Fino al 2008 il rischio stress, pur correlato al lavoro, non non veniva considerato un rischio professionale e per questo motivo non veniva valutato.
Nel 2001 l’Italia venne condannata, proprio su questo punto, dalla Corte di Giustizia europea, e dovette modificare l’articolo che così venne accolto nel D.Lgs. 81/2008. Ora, nel citato art. 28, l’elencazione dei punti quali le attrezzature ecc. viene preceduta da un ANCHE. Come dire: non solo. E poi si ribadisce che deve riguardare TUTTI i rischi riguardanti la salute e la sicurezza dei lavoratori, dizione ripetuta in più punti della normativa senza alcuna specifica, che viene invece aggiunta per quanto riguarda, per esempio, l’attività del servizio di prevenzione. Questa si occupa di una parte della valutazione, essendo un’altra demandata ad altre figure, quali il medico competente e se necessario altre figure esterne.
Torniamo all’oggi. Sarebbe logico inserire il rischio biologico causato dal Covid-19 nel complesso procedimento di valutazione-adozione di misure di programmazione-monitoraggio dell’efficacia, cioè in quel processo con cui si arriva alla stesura e alle modifiche successive del Documento di Valutazione dei Rischi. All’interno di quella “valutazione globale” prevista dalle norme. Considerando anche quanto scritto nel Titolo X del Testo Unico”.
- Tre rischi fondamentali
Rischio generico: è rappresentato da un situazione di pericolo che grava in eguale misura sul lavoratore intento alla propria opera come su ogni altro individuo (ad esempio rischio che ci sia un terremoto).
Rischio generico aggravato: è quello che incombe su ogni cittadino ma grava in misura maggiore, per frequenza o entità, su coloro che disimpegnano determinate attività lavorative (ad esempio, la cassiera del supermercato durante la pandemia Covid-19).
Rischio specifico: è quello strettamente inerente alle condizioni fisiche di determinate attività lavorative e incombe in modo esclusivo o nettamente preponderante su coloro che esplicano mansioni peculiari.
Tutti e tre vanno valutati per il rischio che possono presentare durante l’attività lavorativa nello specifico luogo di lavoro.

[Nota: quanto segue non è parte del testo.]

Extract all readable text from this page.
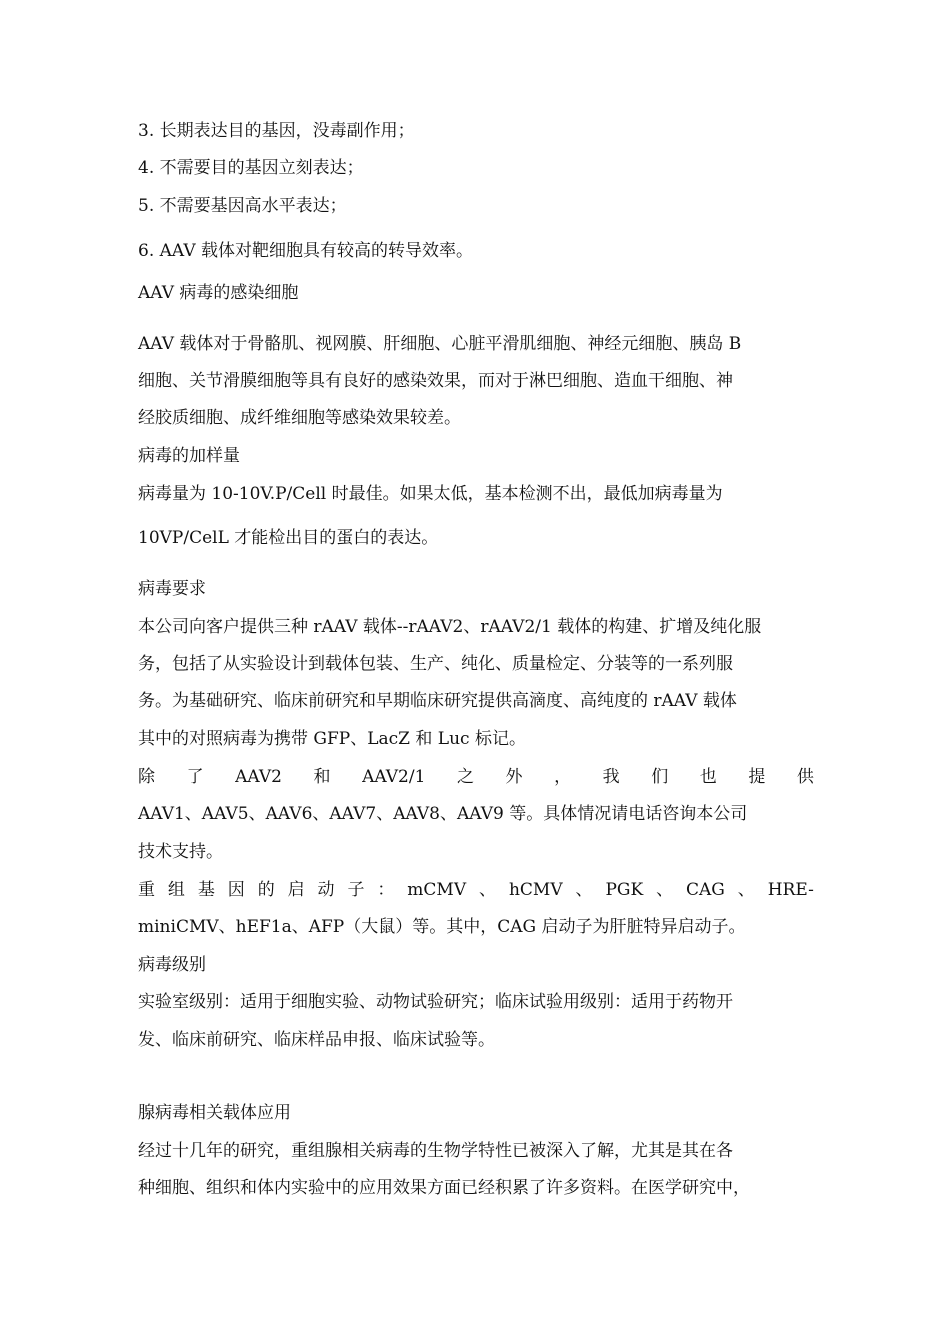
3. 长期表达目的基因，没毒副作用；
4. 不需要目的基因立刻表达；
5. 不需要基因高水平表达；
6. AAV 载体对靶细胞具有较高的转导效率。
AAV 病毒的感染细胞
AAV 载体对于骨骼肌、视网膜、肝细胞、心脏平滑肌细胞、神经元细胞、胰岛 B
细胞、关节滑膜细胞等具有良好的感染效果，而对于淋巴细胞、造血干细胞、神
经胶质细胞、成纤维细胞等感染效果较差。
病毒的加样量
病毒量为 10-10V.P/Cell 时最佳。如果太低，基本检测不出，最低加病毒量为
10VP/CelL 才能检出目的蛋白的表达。
病毒要求
本公司向客户提供三种 rAAV 载体--rAAV2、rAAV2/1 载体的构建、扩增及纯化服
务，包括了从实验设计到载体包装、生产、纯化、质量检定、分装等的一系列服
务。为基础研究、临床前研究和早期临床研究提供高滴度、高纯度的 rAAV 载体
其中的对照病毒为携带 GFP、LacZ 和 Luc 标记。
除 了 AAV2 和 AAV2/1 之 外 ， 我 们 也 提 供
AAV1、AAV5、AAV6、AAV7、AAV8、AAV9 等。具体情况请电话咨询本公司
技术支持。
重 组 基 因 的 启 动 子 ： mCMV 、 hCMV 、 PGK 、 CAG 、 HRE-
miniCMV、hEF1a、AFP（大鼠）等。其中，CAG 启动子为肝脏特异启动子。
病毒级别
实验室级别：适用于细胞实验、动物试验研究；临床试验用级别：适用于药物开
发、临床前研究、临床样品申报、临床试验等。
腺病毒相关载体应用
经过十几年的研究，重组腺相关病毒的生物学特性已被深入了解，尤其是其在各
种细胞、组织和体内实验中的应用效果方面已经积累了许多资料。在医学研究中，
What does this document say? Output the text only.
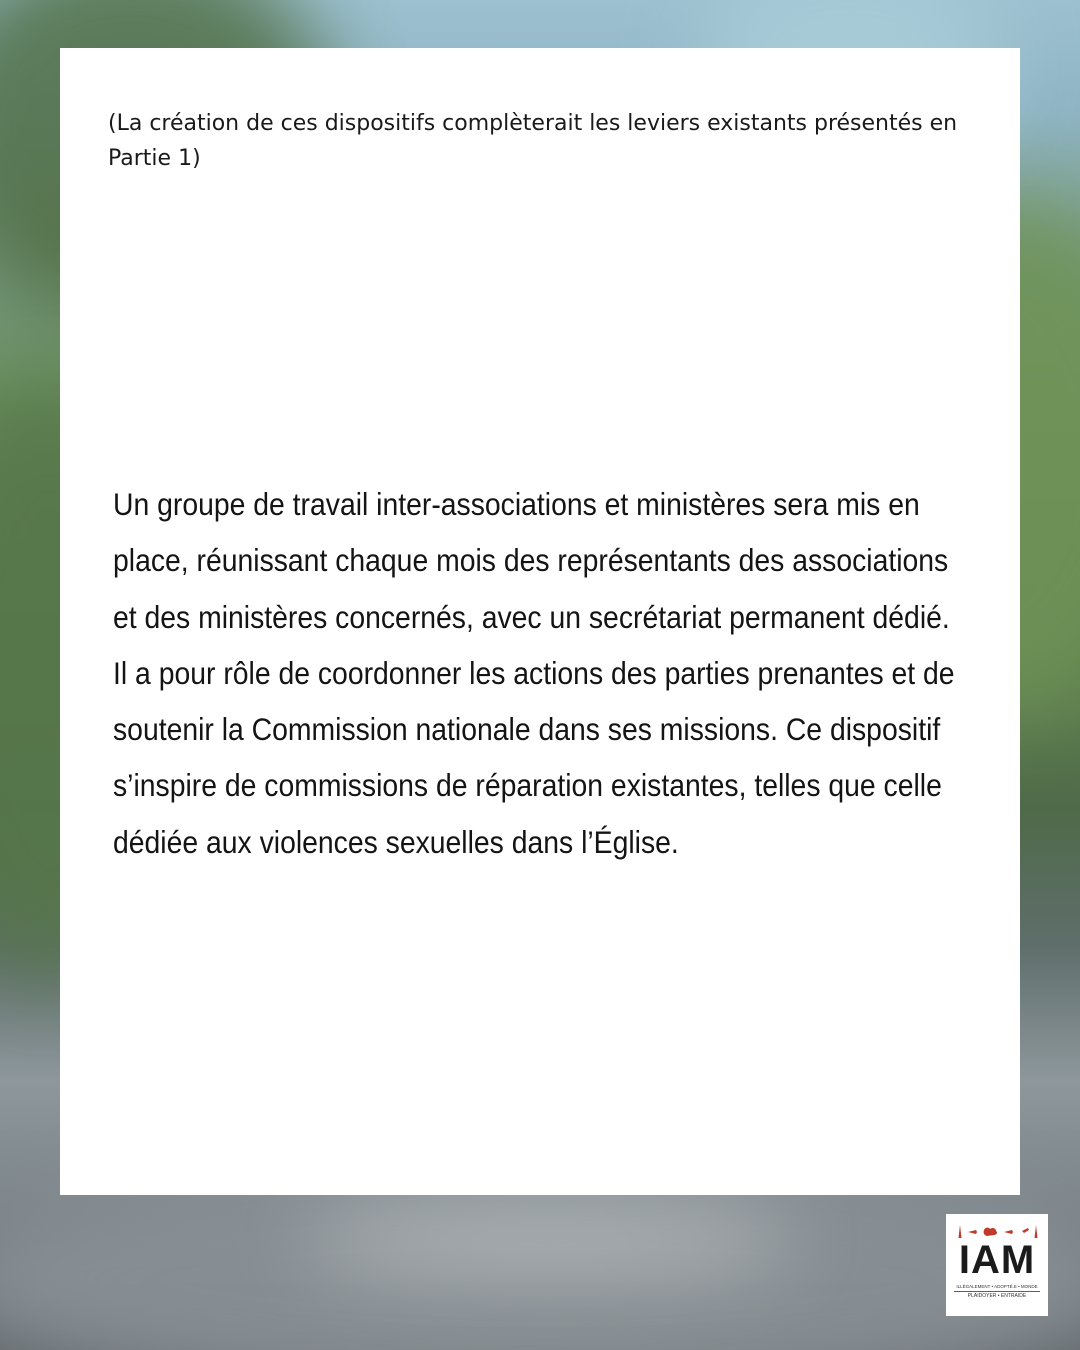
(La création de ces dispositifs complèterait les leviers existants présentés en Partie 1)

Un groupe de travail inter-associations et ministères sera mis en place, réunissant chaque mois des représentants des associations et des ministères concernés, avec un secrétariat permanent dédié. Il a pour rôle de coordonner les actions des parties prenantes et de soutenir la Commission nationale dans ses missions. Ce dispositif s’inspire de commissions de réparation existantes, telles que celle dédiée aux violences sexuelles dans l’Église.

IAM
ILLÉGALEMENT • ADOPTÉ.E • MONDE
PLAIDOYER • ENTRAIDE
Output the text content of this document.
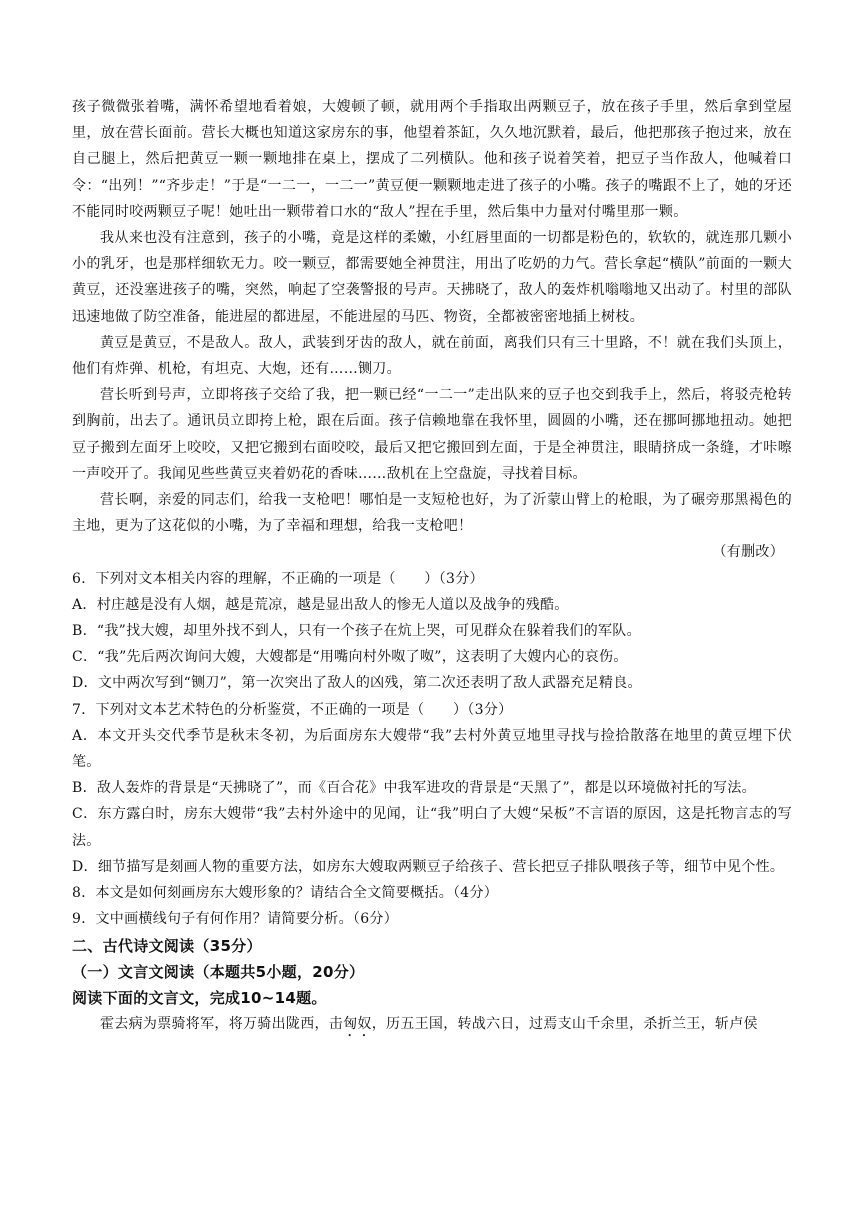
孩子微微张着嘴，满怀希望地看着娘，大嫂顿了顿，就用两个手指取出两颗豆子，放在孩子手里，然后拿到堂屋里，放在营长面前。营长大概也知道这家房东的事，他望着茶缸，久久地沉默着，最后，他把那孩子抱过来，放在自己腿上，然后把黄豆一颗一颗地排在桌上，摆成了二列横队。他和孩子说着笑着，把豆子当作敌人，他喊着口令：“出列！”“齐步走！”于是“一二一，一二一”黄豆便一颗颗地走进了孩子的小嘴。孩子的嘴跟不上了，她的牙还不能同时咬两颗豆子呢！她吐出一颗带着口水的“敌人”捏在手里，然后集中力量对付嘴里那一颗。

我从来也没有注意到，孩子的小嘴，竟是这样的柔嫩，小红唇里面的一切都是粉色的，软软的，就连那几颗小小的乳牙，也是那样细软无力。咬一颗豆，都需要她全神贯注，用出了吃奶的力气。营长拿起“横队”前面的一颗大黄豆，还没塞进孩子的嘴，突然，响起了空袭警报的号声。天拂晓了，敌人的轰炸机嗡嗡地又出动了。村里的部队迅速地做了防空准备，能进屋的都进屋，不能进屋的马匹、物资，全都被密密地插上树枝。

黄豆是黄豆，不是敌人。敌人，武装到牙齿的敌人，就在前面，离我们只有三十里路，不！就在我们头顶上，他们有炸弹、机枪，有坦克、大炮，还有……铡刀。

营长听到号声，立即将孩子交给了我，把一颗已经“一二一”走出队来的豆子也交到我手上，然后，将驳壳枪转到胸前，出去了。通讯员立即挎上枪，跟在后面。孩子信赖地靠在我怀里，圆圆的小嘴，还在挪呵挪地扭动。她把豆子搬到左面牙上咬咬，又把它搬到右面咬咬，最后又把它搬回到左面，于是全神贯注，眼睛挤成一条缝，才咔嚓一声咬开了。我闻见些些黄豆夹着奶花的香味……敌机在上空盘旋，寻找着目标。

营长啊，亲爱的同志们，给我一支枪吧！哪怕是一支短枪也好，为了沂蒙山臂上的枪眼，为了碾旁那黑褐色的主地，更为了这花似的小嘴，为了幸福和理想，给我一支枪吧！

（有删改）

6．下列对文本相关内容的理解，不正确的一项是（　　）（3分）

A．村庄越是没有人烟，越是荒凉，越是显出敌人的惨无人道以及战争的残酷。

B．“我”找大嫂，却里外找不到人，只有一个孩子在炕上哭，可见群众在躲着我们的军队。

C．“我”先后两次询问大嫂，大嫂都是“用嘴向村外呶了呶”，这表明了大嫂内心的哀伤。

D．文中两次写到“铡刀”，第一次突出了敌人的凶残，第二次还表明了敌人武器充足精良。

7．下列对文本艺术特色的分析鉴赏，不正确的一项是（　　）（3分）

A．本文开头交代季节是秋末冬初，为后面房东大嫂带“我”去村外黄豆地里寻找与捡拾散落在地里的黄豆埋下伏笔。

B．敌人轰炸的背景是“天拂晓了”，而《百合花》中我军进攻的背景是“天黑了”，都是以环境做衬托的写法。

C．东方露白时，房东大嫂带“我”去村外途中的见闻，让“我”明白了大嫂“呆板”不言语的原因，这是托物言志的写法。

D．细节描写是刻画人物的重要方法，如房东大嫂取两颗豆子给孩子、营长把豆子排队喂孩子等，细节中见个性。

8．本文是如何刻画房东大嫂形象的？请结合全文简要概括。（4分）

9．文中画横线句子有何作用？请简要分析。（6分）

二、古代诗文阅读（35分）

（一）文言文阅读（本题共5小题，20分）

阅读下面的文言文，完成10~14题。

霍去病为票骑将军，将万骑出陇西，击匈奴，历五王国，转战六日，过焉支山千余里，杀折兰王，斩卢侯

- Obbligo di valutare il rischio biologico virale per tutti i lavoratori comunque esposti al contagio durante il lavoro.
Giova ricapitolare la disciplina del rischio biologico.
La valutazione del rischio biologico di cui all’articolo 271 del D.Lgs. n. 81/2008 è obbligatoria in cinque casi:
1) esposizione intenzionale in caso di uso deliberato dell’agente virale (es. laboratorio biologico);
2) esposizione intenzionale in mancanza di uso deliberato dell’agente virale (es. reparti ospedalieri);
3) esposizione non intenzionale aggravata (c.f. rischio generico aggravato dalle modalità di svolgimento dell’attività lavorativa) durante il lavoro in luoghi dove è impossibile rispettare la distanza di sicurezza interpersonale (es. supermercati, sanificazione, trasporto pubblico, reparti produttivi, open space, front office, sportellisti, farmacie);
4) esposizione non intenzionale non aggravata (c.d. rischio generico non aggravato dalle modalità di svolgimento dell’attività) perché è possibile e spettare la distanza di sicurezza interpersonale (es. uffici non aperti al pubblico di dimensioni idonee);
5) rischio occasionale.
In tutti questi casi è indiscutibile l’obbligo di valutare il rischio per le lavoratrici e i lavoratori esposti, o di aggiornare il DVR alle nuove forme di rischio virale che di anno in anno si possono manifestare durante il lavoro.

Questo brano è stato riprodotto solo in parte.